NAPOLITANO AI GIOVANI,  «CERCATE OGNI VARCO PER ESPRIMERVI» – «C’è un urgente bisogno di una controffensiva europeista» che, per Napolitano, non può avvenire «senza una partecipazione di forze giovani oggi distanti dalla politica in Italia e non solo». Rivolgendosi ai giovani il Capo dello Stato aggiunge: «Cercate ogni varco per far sentire e valere le vostre ragioni, esigenze e per esprimere idee ricostruttive e rinnovatrici sulla la politica». Secondo Napolitano, per «il banco di prova è la capacità che le forze politiche dimostreranno nell’aprire spazi di partecipazione alle giovani generazioni soprattutto al discorso sull’Europa». E’ «attraverso il discorso sull’Europa che la politica può riguadagnare forza di partecipazione e attrazione nella società. L’impegno politico può essere trasmesso e rinascere solo nella dimensione Europea».

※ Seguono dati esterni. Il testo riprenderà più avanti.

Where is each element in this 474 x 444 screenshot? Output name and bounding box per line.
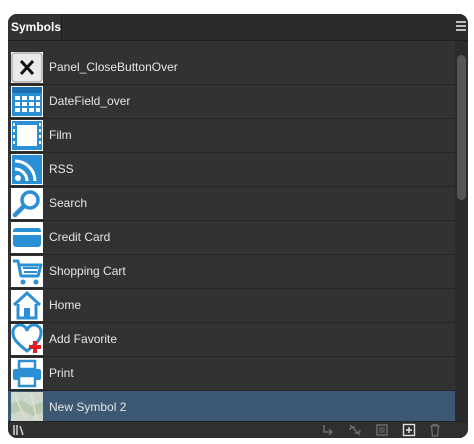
symbol-row-home[interactable]: Home bbox=[8, 289, 455, 323]
symbol-label: Search bbox=[49, 196, 88, 210]
symbol-row-credit-card[interactable]: Credit Card bbox=[8, 221, 455, 255]
symbols-panel: Symbols Panel_CloseButtonOver DateField_… bbox=[8, 14, 468, 438]
symbol-row-datefield[interactable]: DateField_over bbox=[8, 85, 455, 119]
symbol-row-print[interactable]: Print bbox=[8, 357, 455, 391]
symbol-label: Shopping Cart bbox=[49, 264, 126, 278]
symbol-list: Panel_CloseButtonOver DateField_over Fil… bbox=[8, 51, 455, 425]
symbol-label: Print bbox=[49, 366, 74, 380]
symbol-label: DateField_over bbox=[49, 94, 131, 108]
tab-symbols[interactable]: Symbols bbox=[8, 14, 62, 40]
symbol-options-icon[interactable] bbox=[375, 423, 389, 437]
symbol-label: Home bbox=[49, 298, 82, 312]
symbol-row-rss[interactable]: RSS bbox=[8, 153, 455, 187]
heart-plus-icon bbox=[11, 324, 43, 355]
symbol-label: Panel_CloseButtonOver bbox=[49, 60, 178, 74]
place-symbol-icon[interactable] bbox=[321, 423, 335, 437]
home-icon bbox=[11, 290, 43, 321]
symbol-label: Film bbox=[49, 128, 72, 142]
symbol-row-new-symbol-2[interactable]: New Symbol 2 bbox=[8, 391, 455, 425]
new-symbol-icon[interactable] bbox=[402, 423, 416, 437]
close-x-icon bbox=[11, 52, 43, 83]
break-link-icon[interactable] bbox=[348, 423, 362, 437]
libraries-icon[interactable] bbox=[12, 423, 26, 437]
scrollbar[interactable] bbox=[455, 41, 468, 421]
symbol-row-add-favorite[interactable]: Add Favorite bbox=[8, 323, 455, 357]
map-thumbnail-icon bbox=[11, 392, 43, 423]
symbol-row-film[interactable]: Film bbox=[8, 119, 455, 153]
symbol-label: Credit Card bbox=[49, 230, 111, 244]
shopping-cart-icon bbox=[11, 256, 43, 287]
scrollbar-thumb[interactable] bbox=[457, 55, 466, 200]
film-icon bbox=[11, 120, 43, 151]
symbol-row-panel-close[interactable]: Panel_CloseButtonOver bbox=[8, 51, 455, 85]
rss-icon bbox=[11, 154, 43, 185]
panel-tab-bar: Symbols bbox=[8, 14, 468, 41]
delete-icon[interactable] bbox=[428, 423, 442, 437]
panel-footer bbox=[8, 421, 468, 438]
calendar-grid-icon bbox=[11, 86, 43, 117]
symbol-row-shopping-cart[interactable]: Shopping Cart bbox=[8, 255, 455, 289]
panel-menu-icon[interactable] bbox=[456, 21, 466, 31]
symbol-label: RSS bbox=[49, 162, 74, 176]
symbol-label: New Symbol 2 bbox=[49, 400, 127, 414]
magnifier-icon bbox=[11, 188, 43, 219]
credit-card-icon bbox=[11, 222, 43, 253]
symbol-label: Add Favorite bbox=[49, 332, 118, 346]
printer-icon bbox=[11, 358, 43, 389]
symbol-row-search[interactable]: Search bbox=[8, 187, 455, 221]
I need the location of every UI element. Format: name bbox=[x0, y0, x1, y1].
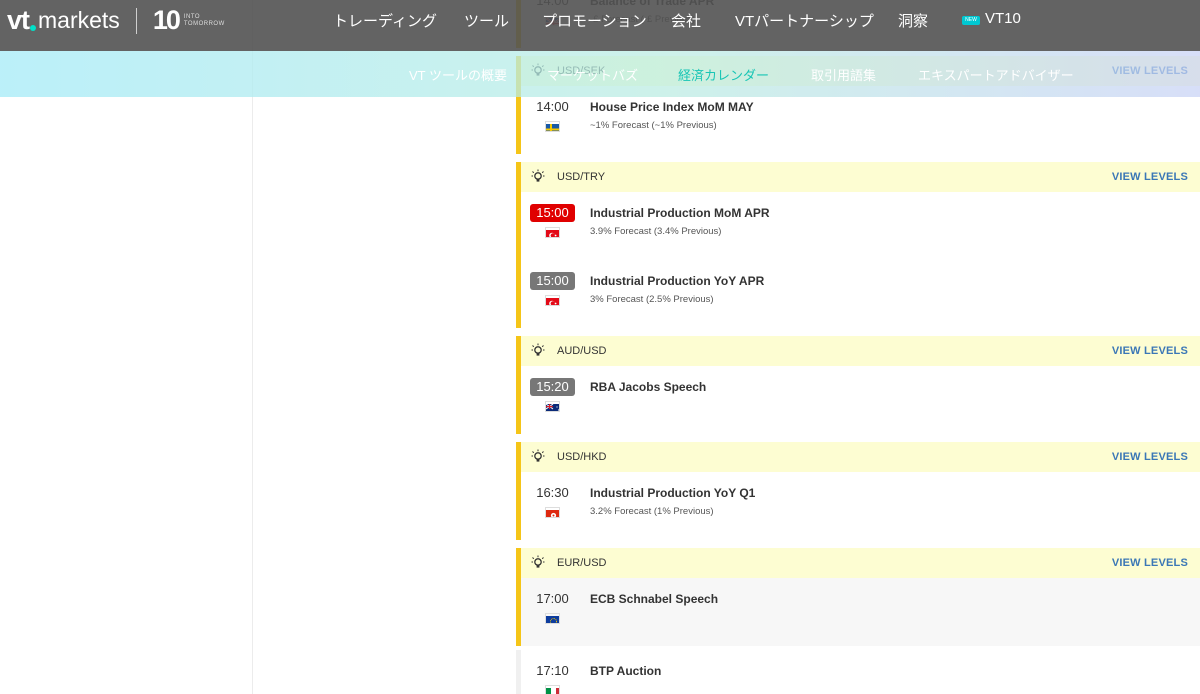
logo-separator bbox=[135, 7, 137, 34]
calendar-event[interactable]: 15:00 Industrial Production YoY APR 3% F… bbox=[521, 260, 1200, 328]
tr-flag-icon bbox=[545, 227, 560, 238]
event-time: 16:30 bbox=[536, 485, 569, 500]
event-time: 15:20 bbox=[530, 378, 575, 396]
new-badge: NEW bbox=[962, 16, 980, 25]
event-time: 15:00 bbox=[530, 272, 575, 290]
currency-group: EUR/USD VIEW LEVELS 17:00 ECB Schnabel S… bbox=[516, 548, 1200, 694]
au-flag-icon bbox=[545, 401, 560, 412]
view-levels-link[interactable]: VIEW LEVELS bbox=[1112, 171, 1188, 183]
logo-ten-years: 10 bbox=[152, 5, 181, 35]
subnav-glossary[interactable]: 取引用語集 bbox=[811, 65, 876, 84]
currency-group: USD/TRY VIEW LEVELS 15:00 Industrial Pro… bbox=[516, 162, 1200, 328]
currency-pair: EUR/USD bbox=[557, 557, 607, 569]
subnav-expert-advisor[interactable]: エキスパートアドバイザー bbox=[918, 65, 1074, 84]
event-time: 17:10 bbox=[536, 663, 569, 678]
event-name: RBA Jacobs Speech bbox=[590, 380, 707, 394]
event-time: 17:00 bbox=[536, 591, 569, 606]
event-name: Industrial Production YoY Q1 bbox=[590, 486, 756, 500]
view-levels-link[interactable]: VIEW LEVELS bbox=[1112, 451, 1188, 463]
view-levels-link[interactable]: VIEW LEVELS bbox=[1112, 557, 1188, 569]
calendar-event[interactable]: 17:00 ECB Schnabel Speech bbox=[516, 578, 1200, 646]
left-sidebar bbox=[0, 0, 253, 694]
logo-markets-text: markets bbox=[38, 7, 120, 33]
subnav-economic-calendar[interactable]: 経済カレンダー bbox=[678, 65, 769, 84]
eu-flag-icon bbox=[545, 613, 560, 624]
calendar-event[interactable]: 17:10 BTP Auction bbox=[516, 650, 1200, 694]
currency-group-header: AUD/USD VIEW LEVELS bbox=[521, 336, 1200, 366]
logo-tagline-line1: INTO bbox=[183, 13, 201, 20]
calendar-event[interactable]: 16:30 Industrial Production YoY Q1 3.2% … bbox=[521, 472, 1200, 540]
calendar-event[interactable]: 15:20 RBA Jacobs Speech bbox=[521, 366, 1200, 434]
event-time: 14:00 bbox=[536, 99, 569, 114]
nav-tools[interactable]: ツール bbox=[464, 10, 509, 31]
nav-promotion[interactable]: プロモーション bbox=[542, 10, 647, 31]
currency-group-header: USD/HKD VIEW LEVELS bbox=[521, 442, 1200, 472]
logo-tagline-line2: TOMORROW bbox=[183, 20, 225, 27]
nav-trading[interactable]: トレーディング bbox=[333, 10, 437, 31]
sub-navigation-bar: VT ツールの概要 マーケットバズ 経済カレンダー 取引用語集 エキスパートアド… bbox=[0, 51, 1200, 97]
event-forecast: 3.9% Forecast (3.4% Previous) bbox=[590, 226, 722, 237]
subnav-tools-overview[interactable]: VT ツールの概要 bbox=[409, 65, 507, 84]
event-name: House Price Index MoM MAY bbox=[590, 100, 754, 114]
event-forecast: ~1% Forecast (~1% Previous) bbox=[590, 120, 717, 131]
vt-markets-logo[interactable]: vt markets 10 INTO TOMORROW bbox=[7, 5, 225, 36]
currency-pair: USD/HKD bbox=[557, 451, 607, 463]
event-name: Industrial Production MoM APR bbox=[590, 206, 770, 220]
page: 14:00 Balance of Trade APR -£ Forecast (… bbox=[0, 0, 1200, 694]
currency-pair: USD/TRY bbox=[557, 171, 606, 183]
it-flag-icon bbox=[545, 685, 560, 694]
event-time: 15:00 bbox=[530, 204, 575, 222]
economic-calendar-list: 14:00 Balance of Trade APR -£ Forecast (… bbox=[516, 0, 1200, 694]
se-flag-icon bbox=[545, 121, 560, 132]
hk-flag-icon bbox=[545, 507, 560, 518]
event-name: BTP Auction bbox=[590, 664, 662, 678]
nav-partnership[interactable]: VTパートナーシップ bbox=[735, 10, 874, 31]
logo-dot bbox=[30, 24, 37, 31]
event-name: ECB Schnabel Speech bbox=[590, 592, 719, 606]
event-forecast: 3% Forecast (2.5% Previous) bbox=[590, 294, 714, 305]
nav-company[interactable]: 会社 bbox=[671, 10, 701, 31]
currency-group-header: USD/TRY VIEW LEVELS bbox=[521, 162, 1200, 192]
currency-pair: AUD/USD bbox=[557, 345, 607, 357]
subnav-market-buzz[interactable]: マーケットバズ bbox=[547, 65, 638, 84]
nav-vt10-label: VT10 bbox=[985, 10, 1021, 27]
currency-group: AUD/USD VIEW LEVELS 15:20 RBA Jacobs Spe… bbox=[516, 336, 1200, 434]
logo-vt-text: vt bbox=[7, 5, 30, 35]
currency-group: USD/HKD VIEW LEVELS 16:30 Industrial Pro… bbox=[516, 442, 1200, 540]
lightbulb-icon bbox=[531, 449, 545, 465]
tr-flag-icon bbox=[545, 295, 560, 306]
top-navigation-bar: vt markets 10 INTO TOMORROW トレーディング ツール … bbox=[0, 0, 1200, 51]
lightbulb-icon bbox=[531, 169, 545, 185]
lightbulb-icon bbox=[531, 555, 545, 571]
nav-vt10[interactable]: NEW VT10 bbox=[962, 10, 1021, 27]
logo-tagline: INTO TOMORROW bbox=[184, 14, 225, 28]
currency-group-header: EUR/USD VIEW LEVELS bbox=[516, 548, 1200, 578]
event-name: Industrial Production YoY APR bbox=[590, 274, 765, 288]
view-levels-link[interactable]: VIEW LEVELS bbox=[1112, 345, 1188, 357]
calendar-event[interactable]: 15:00 Industrial Production MoM APR 3.9%… bbox=[521, 192, 1200, 260]
lightbulb-icon bbox=[531, 343, 545, 359]
nav-insights[interactable]: 洞察 bbox=[898, 10, 928, 31]
event-forecast: 3.2% Forecast (1% Previous) bbox=[590, 506, 714, 517]
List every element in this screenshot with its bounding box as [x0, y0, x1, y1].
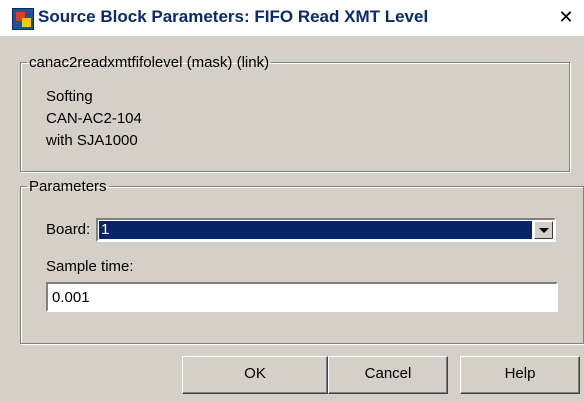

«IL PROBLEMA DELL’EUROPA E’ LA DEMOCRAZIA» –  «La questione cruciale, decisiva – ha aggiunto Napolitano – è che in Europa la politica, i suoi attori e le sue guide, i partiti e leadership, riacquistino quel più alto senso della missione che ne ha fatto in precedenti periodi storici la forza e la grandezza». «Il vero problema» dell’Unione europea «è quello della democraticità del processo di formazione delle decisioni. L’asse del potere di decisione si è spostato dalle istruzioni sovranazionali come Commissione e Parlamento verso le istituzioni di governo come il Consiglio Ue».